Sunday, March 09, 2008

Evaluating Your Internet Marketing

Once you have chosen your product, built your website, if necessary, and started an Internet marketing campaign, you have taken only the first step in the battle for profit. I assume, dangerous I know, that members of your target audience are likely to use the Internet to research or purchase the products or the services you offer. These marketing efforts may turn out to be a complete waste of time if you are not diligent about evaluating the response to your Internet marketing. This means testing each change to your marketing strategy. You should evaluate the results of the change to determine whether or not it generated a greater profit for you. If it did, you should keep it, and test another change. If it didn't, you should trash the change.

Split Testing

The best way, in my opinion, to test your changes is by a method called “Split Testing”. In this process, you test your original marketing against a hopefully improved version. To “Split Test”, you offer your old campaign materials to one visitor, and your improved materials to the next one. Once you have had a goodly number of presentations of each material, 100 each is a minimum, you evaluate the two campaigns. You keep the most successful campaign and immediately begin testing this one against your next “improved” campaign. This is important because it will help you determine what is working for you and what is not working.

If “Split Testing” doesn't appeal to you, you can evaluating the response of your Internet marketing in a number of different ways. Customer surveys and embedded HTML code are two of the most popular methods of evaluating the effectiveness of an Internet marketing campaign.

Other Methods for Evaluation

Customer surveys can be as simple or as complex as you like depending on the amount of feedback you would like to receive. However, one of the most effective ways to find out how well your different marketing tactics are working is to include a question asking the consumer where they first learned about your products or services. This is important because if you find a great deal of your customers are learning about your products or services through a particular venue, it is a good indication that this method of advertising is working for you.

Embedding code into your advertisements for the purpose of receiving feedback is also a popular method of evaluating the response to your Internet marketing strategies. Advertisements can be coded so that you receive feedback each time an Internet user clicks through a particular advertisement. This is useful for letting you know which advertisements are attracting the most attention. If you are using two or more different designs for advertisements you may discover that one design is attracting more attention than the others. This may lead you to make the decision to convert all of the advertisements to a more effective style.

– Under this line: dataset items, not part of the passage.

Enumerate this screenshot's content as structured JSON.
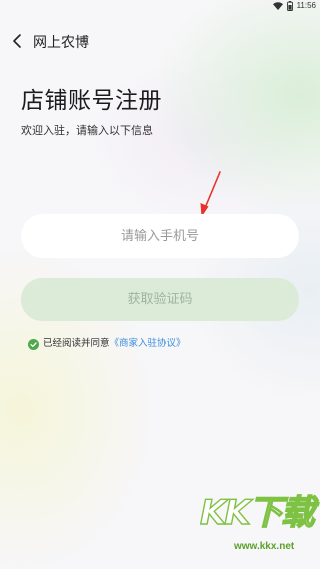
{
  "status_bar": {
    "time": "11:56",
    "icons": [
      "wifi-icon",
      "battery-icon"
    ]
  },
  "header": {
    "title": "网上农博",
    "back_icon": "chevron-left-icon"
  },
  "page": {
    "title": "店铺账号注册",
    "subtitle": "欢迎入驻，请输入以下信息"
  },
  "form": {
    "phone_placeholder": "请输入手机号",
    "phone_value": "",
    "get_code_label": "获取验证码",
    "get_code_enabled": false
  },
  "agreement": {
    "checked": true,
    "text": "已经阅读并同意",
    "link_text": "《商家入驻协议》"
  },
  "annotation": {
    "icon": "arrow-icon",
    "color": "#e8322b"
  },
  "watermark": {
    "text": "KK下载",
    "url": "www.kkx.net"
  },
  "colors": {
    "accent_green": "#4fa84a",
    "disabled_button": "#dcebd8",
    "disabled_button_text": "#9fb59b",
    "link": "#3a8ee0"
  }
}
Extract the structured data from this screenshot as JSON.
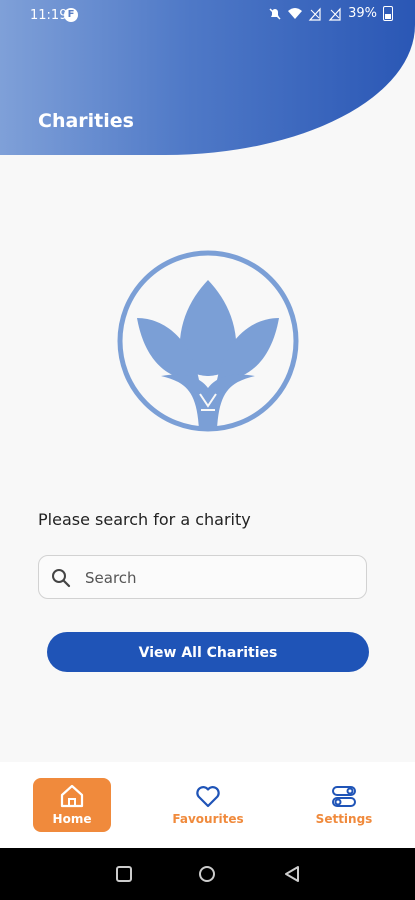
{
  "status_bar": {
    "time": "11:19",
    "app_badge": "F",
    "battery_pct": "39%"
  },
  "header": {
    "title": "Charities"
  },
  "main": {
    "prompt": "Please search for a charity",
    "search": {
      "placeholder": "Search",
      "value": ""
    },
    "view_all_label": "View All Charities"
  },
  "bottom_nav": {
    "items": [
      {
        "label": "Home",
        "icon": "home-icon",
        "active": true
      },
      {
        "label": "Favourites",
        "icon": "heart-icon",
        "active": false
      },
      {
        "label": "Settings",
        "icon": "toggles-icon",
        "active": false
      }
    ]
  },
  "colors": {
    "accent": "#f08a3c",
    "primary": "#1f54b7",
    "logo": "#7b9fd6"
  }
}
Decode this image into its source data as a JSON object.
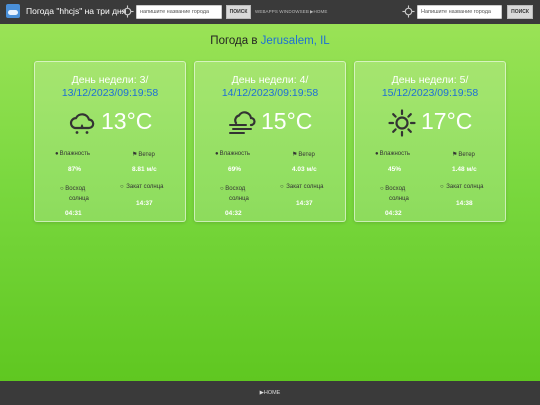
{
  "header": {
    "app_title": "Погода \"hhcjs\" на три дня",
    "search_left": {
      "placeholder": "напишите название города",
      "button": "ПОИСК"
    },
    "nav": {
      "webapp": "WEBAPPS WINDOWSEB",
      "home": "▶HOME"
    },
    "search_right": {
      "placeholder": "Напишите название города",
      "button": "ПОИСК"
    }
  },
  "headline": {
    "prefix": "Погода в",
    "city": "Jerusalem, IL"
  },
  "cards": [
    {
      "day": "День недели: 3/",
      "date": "13/12/2023/09:19:58",
      "icon": "cloud-rain-icon",
      "temp": "13°C",
      "humidity_label": "Влажность",
      "humidity": "87%",
      "wind_label": "Ветер",
      "wind": "8.81 м/с",
      "sunrise_label_1": "Восход",
      "sunrise_label_2": "солнца",
      "sunrise": "04:31",
      "sunset_label": "Закат солнца",
      "sunset": "14:37"
    },
    {
      "day": "День недели: 4/",
      "date": "14/12/2023/09:19:58",
      "icon": "cloud-wind-icon",
      "temp": "15°C",
      "humidity_label": "Влажность",
      "humidity": "69%",
      "wind_label": "Ветер",
      "wind": "4.03 м/с",
      "sunrise_label_1": "Восход",
      "sunrise_label_2": "солнца",
      "sunrise": "04:32",
      "sunset_label": "Закат солнца",
      "sunset": "14:37"
    },
    {
      "day": "День недели: 5/",
      "date": "15/12/2023/09:19:58",
      "icon": "sun-icon",
      "temp": "17°C",
      "humidity_label": "Влажность",
      "humidity": "45%",
      "wind_label": "Ветер",
      "wind": "1.48 м/с",
      "sunrise_label_1": "Восход",
      "sunrise_label_2": "солнца",
      "sunrise": "04:32",
      "sunset_label": "Закат солнца",
      "sunset": "14:38"
    }
  ],
  "footer": {
    "home": "▶HOME"
  },
  "colors": {
    "topbar": "#3a3a3a",
    "accent_blue": "#1e6fd6",
    "bg_green": "#7ad83f"
  }
}
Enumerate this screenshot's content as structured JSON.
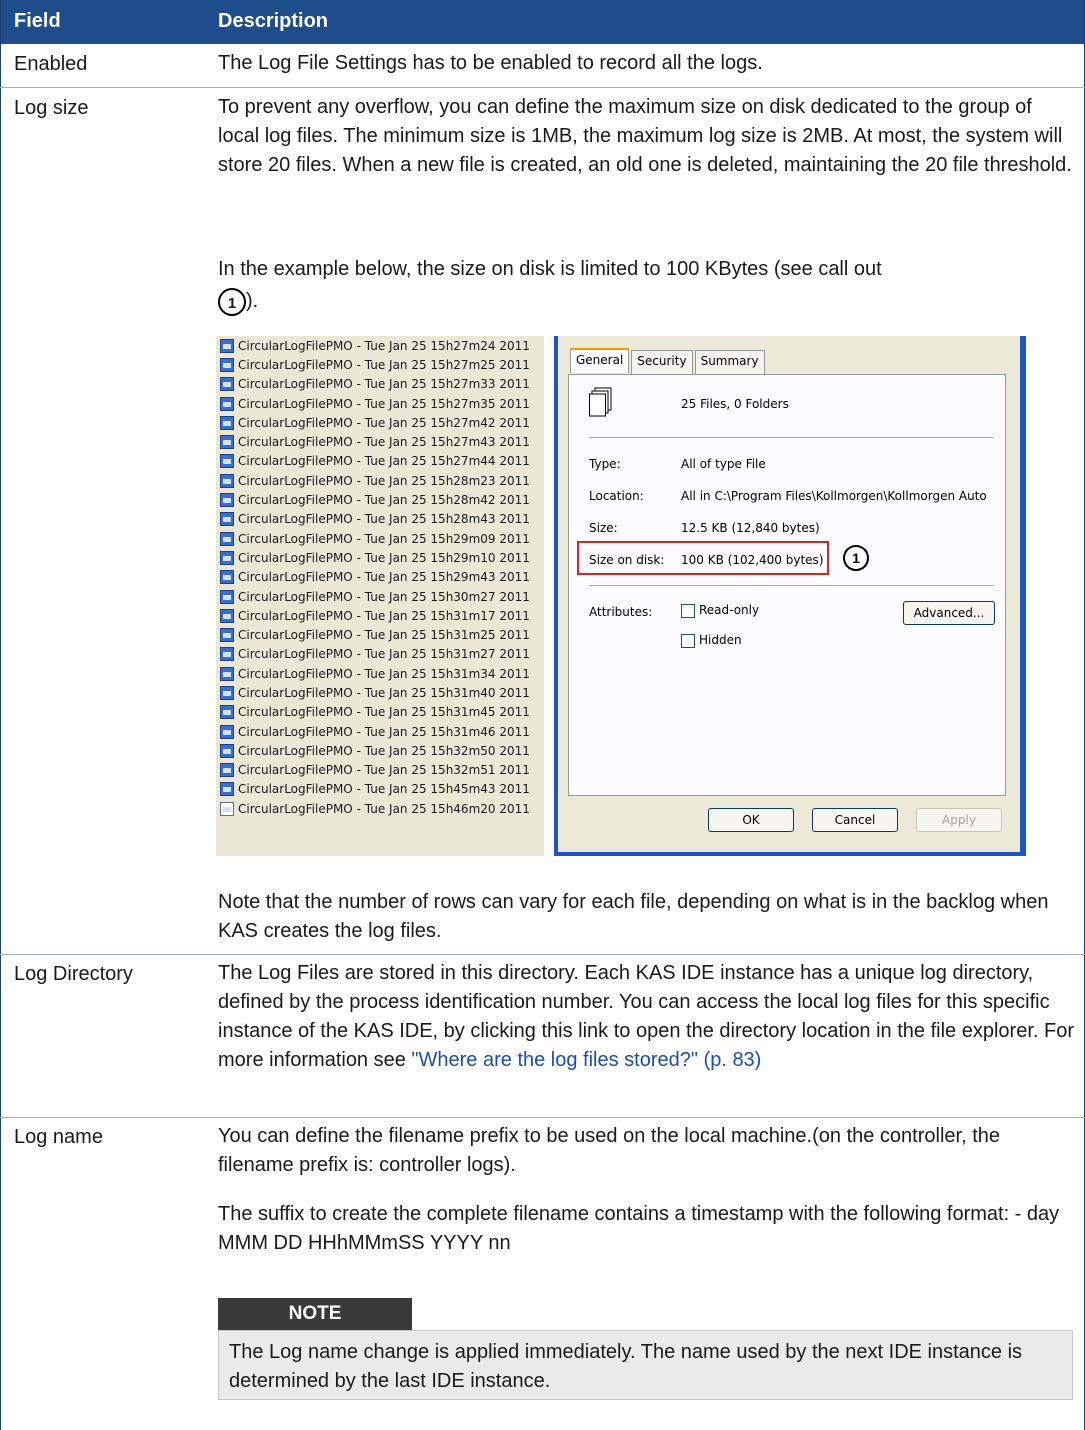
{
  "header": {
    "field": "Field",
    "description": "Description"
  },
  "rows": {
    "enabled": {
      "field": "Enabled",
      "desc": "The Log File Settings has to be enabled to record all the logs."
    },
    "log_size": {
      "field": "Log size",
      "p1": "To prevent any overflow, you can define the maximum size on disk dedicated to the group of local log files. The minimum size is 1MB, the maximum log size is 2MB. At most, the system will store 20 files. When a new file is created, an old one is deleted, maintaining the 20 file threshold.",
      "p2": "In the example below, the size on disk is limited to 100 KBytes (see call out",
      "p2_tail": ").",
      "callout": "1",
      "p3": "Note that the number of rows can vary for each file, depending on what is in the backlog when KAS creates the log files."
    },
    "log_directory": {
      "field": "Log Directory",
      "desc": "The Log Files are stored in this directory. Each KAS IDE instance has a unique log directory, defined by the process identification number. You can access the local log files for this specific instance of the KAS IDE, by clicking this link to open the directory location in the file explorer. For more information see ",
      "link": "\"Where are the log files stored?\" (p. 83)"
    },
    "log_name": {
      "field": "Log name",
      "p1": "You can define the filename prefix to be used on the local machine.(on the controller, the filename prefix is: controller logs).",
      "p2": "The suffix to create the complete filename contains a timestamp with the following format: - day MMM DD HHhMMmSS YYYY nn",
      "note_title": "NOTE",
      "note_text": "The Log name change is applied immediately. The name used by the next IDE instance is determined by the last IDE instance."
    }
  },
  "screenshot": {
    "files": [
      "CircularLogFilePMO - Tue Jan 25 15h27m24 2011",
      "CircularLogFilePMO - Tue Jan 25 15h27m25 2011",
      "CircularLogFilePMO - Tue Jan 25 15h27m33 2011",
      "CircularLogFilePMO - Tue Jan 25 15h27m35 2011",
      "CircularLogFilePMO - Tue Jan 25 15h27m42 2011",
      "CircularLogFilePMO - Tue Jan 25 15h27m43 2011",
      "CircularLogFilePMO - Tue Jan 25 15h27m44 2011",
      "CircularLogFilePMO - Tue Jan 25 15h28m23 2011",
      "CircularLogFilePMO - Tue Jan 25 15h28m42 2011",
      "CircularLogFilePMO - Tue Jan 25 15h28m43 2011",
      "CircularLogFilePMO - Tue Jan 25 15h29m09 2011",
      "CircularLogFilePMO - Tue Jan 25 15h29m10 2011",
      "CircularLogFilePMO - Tue Jan 25 15h29m43 2011",
      "CircularLogFilePMO - Tue Jan 25 15h30m27 2011",
      "CircularLogFilePMO - Tue Jan 25 15h31m17 2011",
      "CircularLogFilePMO - Tue Jan 25 15h31m25 2011",
      "CircularLogFilePMO - Tue Jan 25 15h31m27 2011",
      "CircularLogFilePMO - Tue Jan 25 15h31m34 2011",
      "CircularLogFilePMO - Tue Jan 25 15h31m40 2011",
      "CircularLogFilePMO - Tue Jan 25 15h31m45 2011",
      "CircularLogFilePMO - Tue Jan 25 15h31m46 2011",
      "CircularLogFilePMO - Tue Jan 25 15h32m50 2011",
      "CircularLogFilePMO - Tue Jan 25 15h32m51 2011",
      "CircularLogFilePMO - Tue Jan 25 15h45m43 2011",
      "CircularLogFilePMO - Tue Jan 25 15h46m20 2011"
    ],
    "tabs": [
      "General",
      "Security",
      "Summary"
    ],
    "summary": "25 Files, 0 Folders",
    "type_label": "Type:",
    "type_value": "All of type File",
    "location_label": "Location:",
    "location_value": "All in C:\\Program Files\\Kollmorgen\\Kollmorgen Auto",
    "size_label": "Size:",
    "size_value": "12.5 KB (12,840 bytes)",
    "size_on_disk_label": "Size on disk:",
    "size_on_disk_value": "100 KB (102,400 bytes)",
    "attributes_label": "Attributes:",
    "readonly_label": "Read-only",
    "hidden_label": "Hidden",
    "advanced_button": "Advanced...",
    "ok_button": "OK",
    "cancel_button": "Cancel",
    "apply_button": "Apply",
    "callout": "1"
  }
}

Similarly, if you are running the same advertisement on several different websites, you may discover that you are receiving more traffic from one website than the others. You may also discover some websites are not attracting much attention at all. This should give you an indication of which advertisements to cancel and which ones to keep running.

Evaluating Your Test Results

Finally, the response to an Internet marketing campaign should be evaluated by carefully by reviewing website traffic statistics after implementing any changes to your marketing strategy. An unusual spike or decrease in the amount of website traffic immediately after implementing a new stage of the marketing campaign can provide feedback on how that the change was received by potential customers.

Regardless of which method of evaluating the response to an Internet marketing campaign you use, it is important to note that implementing multiple changes at once will make it difficult to determine which changes were the most effective. Therefore if you plan to use website traffic as feedback for how well your marketing strategy is working it is important to only implement one major change at a time so that each change can be evaluated separately.